GSA 2020 Connects Online

Paper No. 174-17
Presentation Time: 11:40 AM

CRYOGENIAN TO EARLY CAMBRIAN EVOLUTION OF THE PHOSPHORITE-BEARING KHOVSGOL BASIN, MONGOLIA


ANTTILA, Eliel S.C., Department of Earth Science, University of California Santa Barbara, 1006 Webb Hall, Santa Barbara, CA 93117 and MACDONALD, Francis A., Department of Earth Science, University of California, Santa Barbara, Santa Barbara, CA 93106

Strata of the Neoproterozoic-early Cambrian Khovsgol Group (Khovsgol Aimag, Mongolia) record evidence of major climatic, geochemical, and paleobiological changes near the end of the Proterozoic. Along with diamictites associated with the Sturtian and Marinoan snowball earth glaciations, the Khovsgol Group contains the Khesen phosphorite, which, in addition to being one of the largest ore-grade phosphorite deposits in the world, contains a Doushantuo-Pertatanka-type microfossil assemblage. Previous workers have assigned Ediacaran ages to the Khesen phosphorite, with some authors suggesting a genetic link between the Marinoan glaciation and phosphogenesis.

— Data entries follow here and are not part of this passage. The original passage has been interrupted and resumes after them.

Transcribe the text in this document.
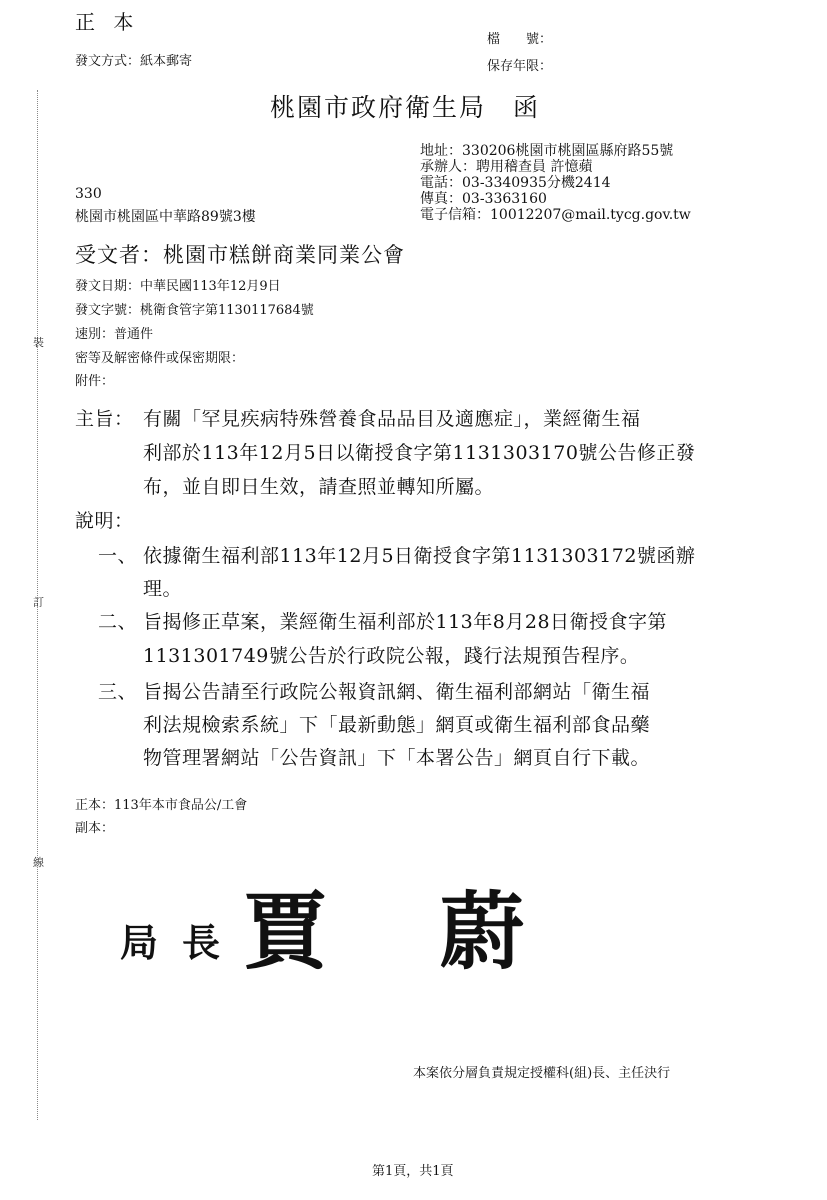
裝
訂
線
正 本
發文方式：紙本郵寄
檔　　號：
保存年限：
桃園市政府衛生局　函
地址：330206桃園市桃園區縣府路55號
承辦人：聘用稽查員 許憶蘋
電話：03-3340935分機2414
傳真：03-3363160
電子信箱：10012207@mail.tycg.gov.tw
330
桃園市桃園區中華路89號3樓
受文者：桃園市糕餅商業同業公會
發文日期：中華民國113年12月9日
發文字號：桃衛食管字第1130117684號
速別：普通件
密等及解密條件或保密期限：
附件：
主旨： 有關「罕見疾病特殊營養食品品目及適應症」，業經衛生福
利部於113年12月5日以衛授食字第1131303170號公告修正發
布，並自即日生效，請查照並轉知所屬。
說明：
一、 依據衛生福利部113年12月5日衛授食字第1131303172號函辦
理。
二、 旨揭修正草案，業經衛生福利部於113年8月28日衛授食字第
1131301749號公告於行政院公報，踐行法規預告程序。
三、 旨揭公告請至行政院公報資訊網、衛生福利部網站「衛生福
利法規檢索系統」下「最新動態」網頁或衛生福利部食品藥
物管理署網站「公告資訊」下「本署公告」網頁自行下載。
正本：113年本市食品公/工會
副本：
局 長 賈 蔚
本案依分層負責規定授權科(組)長、主任決行
第1頁，共1頁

We incorporate constraints from new geologic mapping, chemostratigraphy, and geochronology into both a new age model for the emplacement of Khovsgol Group strata as well a general tectonic model for the creation and evolution of the Khovsgol Basin in the late Neoproterozoic and Early Cambrian. Importantly, our age model suggests that the fossiliferous Khesen phosphorite is of basal Cambrian (Nemakit-Daldynian) age, separated from Cryogenian and Ediacaran strata by a major depositional hiatus. This result confirms the global diachroneity of major Ediacaran-Cambrian phosphorite deposition, and represents the youngest known occurrence of Doushantuo-Pertatanka-type microfossils in the stratigraphic record. While the Tonian and Cryogenian strata of the Khovsgol Group were likely deposited along a rifted passive margin, we suggest that the upper Khovsgol Group strata were deposited into a forearc environment associated with the incipient collision of the Agardag Arc along the western margin of the Tuva-Mongolia microcontinent. Furthermore, emplacement of the Khesen phosphorite was closely associated with an episode of forebulge migration, during which primary authigenic phosphatic material emplaced on local paleotopographic highs was redistributed as granular allochems in regionally extensive allodapic carbonates. Finally, our basinal model suggests strong similarities in the tectonic evolution of the Khovsgol and Zavkhan paleobasins, lending insights into the paleogeography and accretionary history of the Mongolian core of the Central Asian Orogenic Belt.